De Werkplaatsen Sociaal Domein zijn de opvolgers van de Wmo-werkplaatsen en als regionale samenwerkingsverbanden gericht op het brede sociale domein in hun regio.
In de werkplaats werken onderzoeks- en onderwijsinstellingen, gemeenten, partners in zorg, welzijn, burgers en cliënten samen aan maatschappelijke vraagstukken. Elke Werkplaats Sociaal Domein heeft tenminste één lectoraat en één grotere gemeente als trekker. Het ministerie van VWS geeft voor drie jaar een basissubsidie.

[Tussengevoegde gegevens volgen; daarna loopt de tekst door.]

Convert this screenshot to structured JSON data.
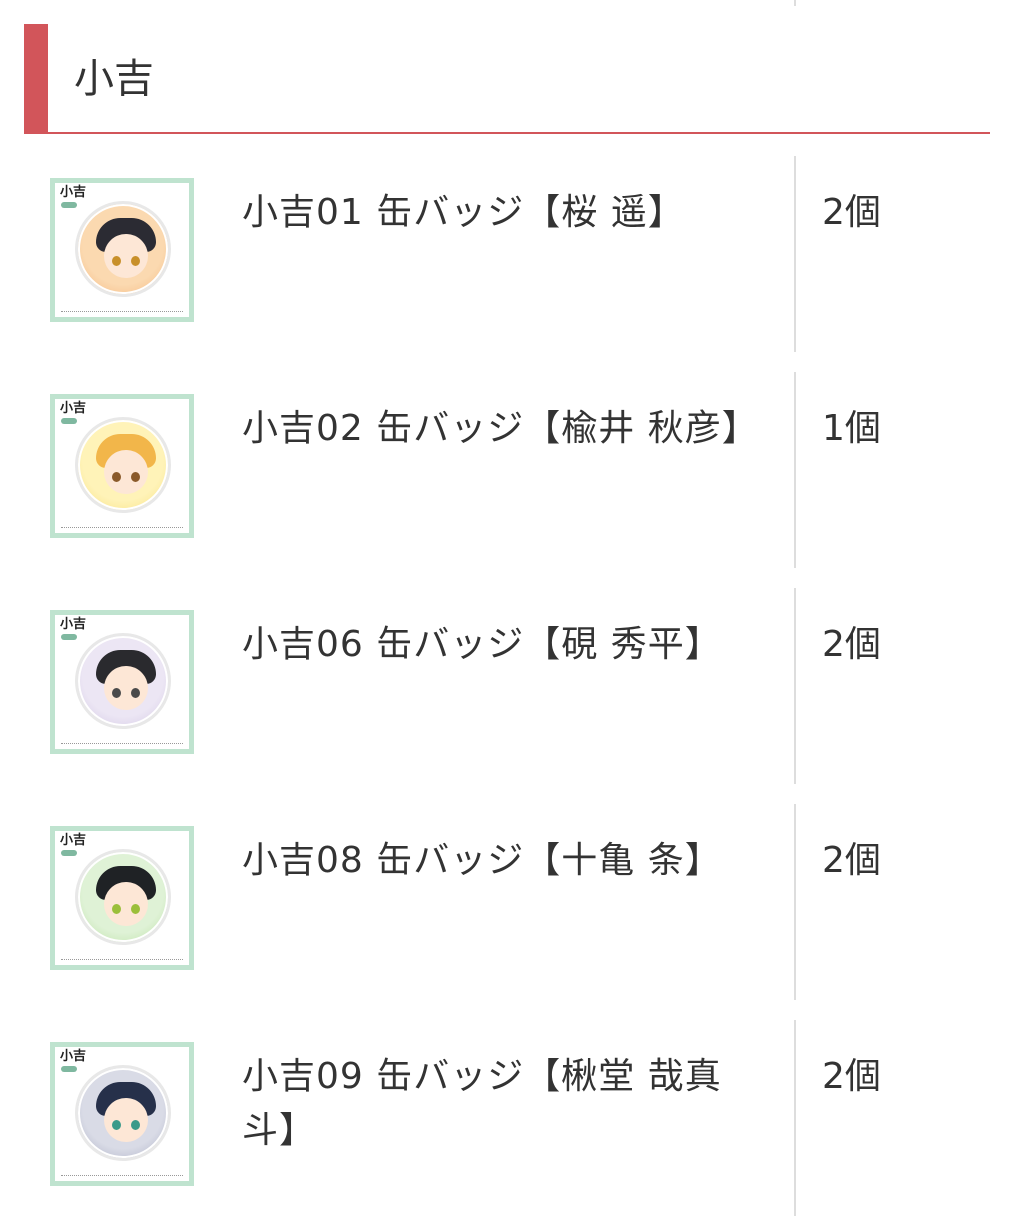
{
  "section": {
    "title": "小吉"
  },
  "thumb_logo": "小吉",
  "items": [
    {
      "name": "小吉01 缶バッジ【桜 遥】",
      "qty": "2個",
      "colors": {
        "bg": "#fbd9b0",
        "hair": "#2b2b33",
        "eye": "#c8902a",
        "ring": "#f4b57a"
      }
    },
    {
      "name": "小吉02 缶バッジ【楡井 秋彦】",
      "qty": "1個",
      "colors": {
        "bg": "#fff3b8",
        "hair": "#f2b64a",
        "eye": "#8a5a2a",
        "ring": "#f6df7a"
      }
    },
    {
      "name": "小吉06 缶バッジ【硯 秀平】",
      "qty": "2個",
      "colors": {
        "bg": "#ece6f4",
        "hair": "#2a2a2e",
        "eye": "#4a4a4a",
        "ring": "#cfc3e2"
      }
    },
    {
      "name": "小吉08 缶バッジ【十亀 条】",
      "qty": "2個",
      "colors": {
        "bg": "#dff2d6",
        "hair": "#1f2225",
        "eye": "#9bbf3a",
        "ring": "#b7df9f"
      }
    },
    {
      "name": "小吉09 缶バッジ【楸堂 哉真斗】",
      "qty": "2個",
      "colors": {
        "bg": "#d9dbe6",
        "hair": "#26304a",
        "eye": "#3a9a8a",
        "ring": "#a7abc2"
      }
    }
  ]
}
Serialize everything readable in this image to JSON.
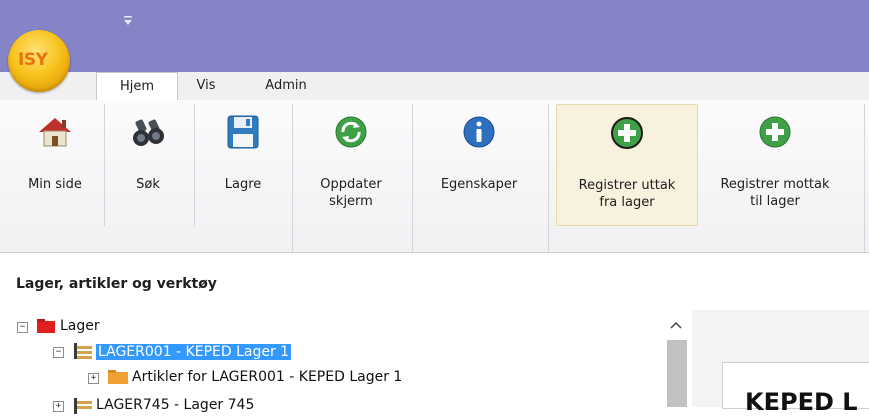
{
  "app": {
    "logo_text": "ISY"
  },
  "tabs": [
    {
      "label": "Hjem",
      "active": true
    },
    {
      "label": "Vis",
      "active": false
    },
    {
      "label": "Admin",
      "active": false
    }
  ],
  "ribbon": {
    "min_side": "Min side",
    "sok": "Søk",
    "lagre": "Lagre",
    "oppdater_line1": "Oppdater",
    "oppdater_line2": "skjerm",
    "egenskaper": "Egenskaper",
    "uttak_line1": "Registrer uttak",
    "uttak_line2": "fra lager",
    "mottak_line1": "Registrer mottak",
    "mottak_line2": "til lager"
  },
  "panel": {
    "title": "Lager, artikler og verktøy"
  },
  "tree": {
    "root": "Lager",
    "item1": "LAGER001 - KEPED Lager 1",
    "item1_child": "Artikler for LAGER001 - KEPED Lager 1",
    "item2": "LAGER745 - Lager 745"
  },
  "detail": {
    "title": "KEPED L"
  },
  "colors": {
    "titlebar": "#8484c6",
    "selection": "#3399ff",
    "orb": "#f7c31c"
  }
}
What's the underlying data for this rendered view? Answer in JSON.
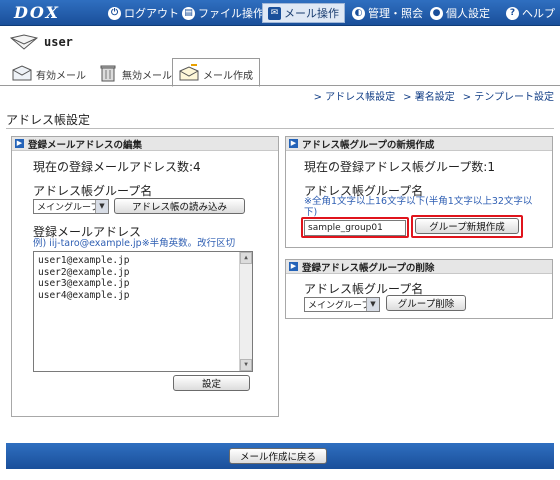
{
  "brand": {
    "logo": "DOX"
  },
  "nav": [
    {
      "label": "ログアウト",
      "icon": "power-icon"
    },
    {
      "label": "ファイル操作",
      "icon": "file-icon"
    },
    {
      "label": "メール操作",
      "icon": "mail-icon",
      "active": true
    },
    {
      "label": "管理・照会",
      "icon": "admin-icon"
    },
    {
      "label": "個人設定",
      "icon": "person-icon"
    },
    {
      "label": "ヘルプ",
      "icon": "help-icon"
    }
  ],
  "user": {
    "name": "user"
  },
  "tabs": [
    {
      "label": "有効メール",
      "icon": "envelope-icon"
    },
    {
      "label": "無効メール",
      "icon": "trash-icon"
    },
    {
      "label": "メール作成",
      "icon": "compose-icon",
      "active": true
    }
  ],
  "sublinks": [
    "アドレス帳設定",
    "署名設定",
    "テンプレート設定"
  ],
  "page_title": "アドレス帳設定",
  "edit_panel": {
    "header": "登録メールアドレスの編集",
    "count_text": "現在の登録メールアドレス数:4",
    "group_label": "アドレス帳グループ名",
    "group_selected": "メイングループ",
    "load_button": "アドレス帳の読み込み",
    "addresses_label": "登録メールアドレス",
    "addresses_hint": "例) iij-taro@example.jp※半角英数。改行区切",
    "addresses": [
      "user1@example.jp",
      "user2@example.jp",
      "user3@example.jp",
      "user4@example.jp"
    ],
    "save_button": "設定"
  },
  "create_panel": {
    "header": "アドレス帳グループの新規作成",
    "count_text": "現在の登録アドレス帳グループ数:1",
    "group_label": "アドレス帳グループ名",
    "hint": "※全角1文字以上16文字以下(半角1文字以上32文字以下)",
    "input_value": "sample_group01",
    "create_button": "グループ新規作成"
  },
  "delete_panel": {
    "header": "登録アドレス帳グループの削除",
    "group_label": "アドレス帳グループ名",
    "group_selected": "メイングループ",
    "delete_button": "グループ削除"
  },
  "footer": {
    "back_button": "メール作成に戻る"
  },
  "colors": {
    "accent": "#1a4f9a",
    "highlight": "#e0141c",
    "hint": "#2f5fb3"
  }
}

De verbreding van de Wmo-werkplaats tot Werkplaats Sociaal Domein is tweeledig. Niet alleen bestrijken de werkplaatsen nu het gehele sociale domein van maatschappelijke ondersteuning, jeugd en participatie. Ze zoeken ook samenwerking met meer partners, waaronder bijvoorbeeld Academische Werkplaatsen en Mbo-opleidingen, maar ook cliënten- en vrijwilligersorganisaties. Dit brede netwerk van partners in de regio stelt een regionale kennisagenda vast voor de transformatie van het sociale domein. Dit gebeurt op basis van een gemeenschappelijke visie op de kwaliteit van de dienstverlening en professionalisering. De agenda’s van de werkplaatsen zijn voor de zomer gereed.
Kennis en deskundigheid
Op basis van deze kennisagenda’s gaan de werkplaatsen aan de slag met de 4 O’s: onderzoek, ontwikkeling, onderwijs en ondersteuning. Die vier O’s zijn onderling hecht verbonden doordat partijen op uitvoerend niveau intensief samenwerken en er uitwisseling plaatsvindt tussen onderzoekers en professionals. De nadruk ligt op learning by doing, essentieel voor de aansluiting van de kennisontwikkeling op de behoeften van de regionale praktijk. Daarnaast wisselen de werkplaatsen hun bevindingen en ervaringen uit in een landelijk overleg. Ze delen hun werk met elkaar en met alle andere belangstellenden in het sociale domein in Nederland.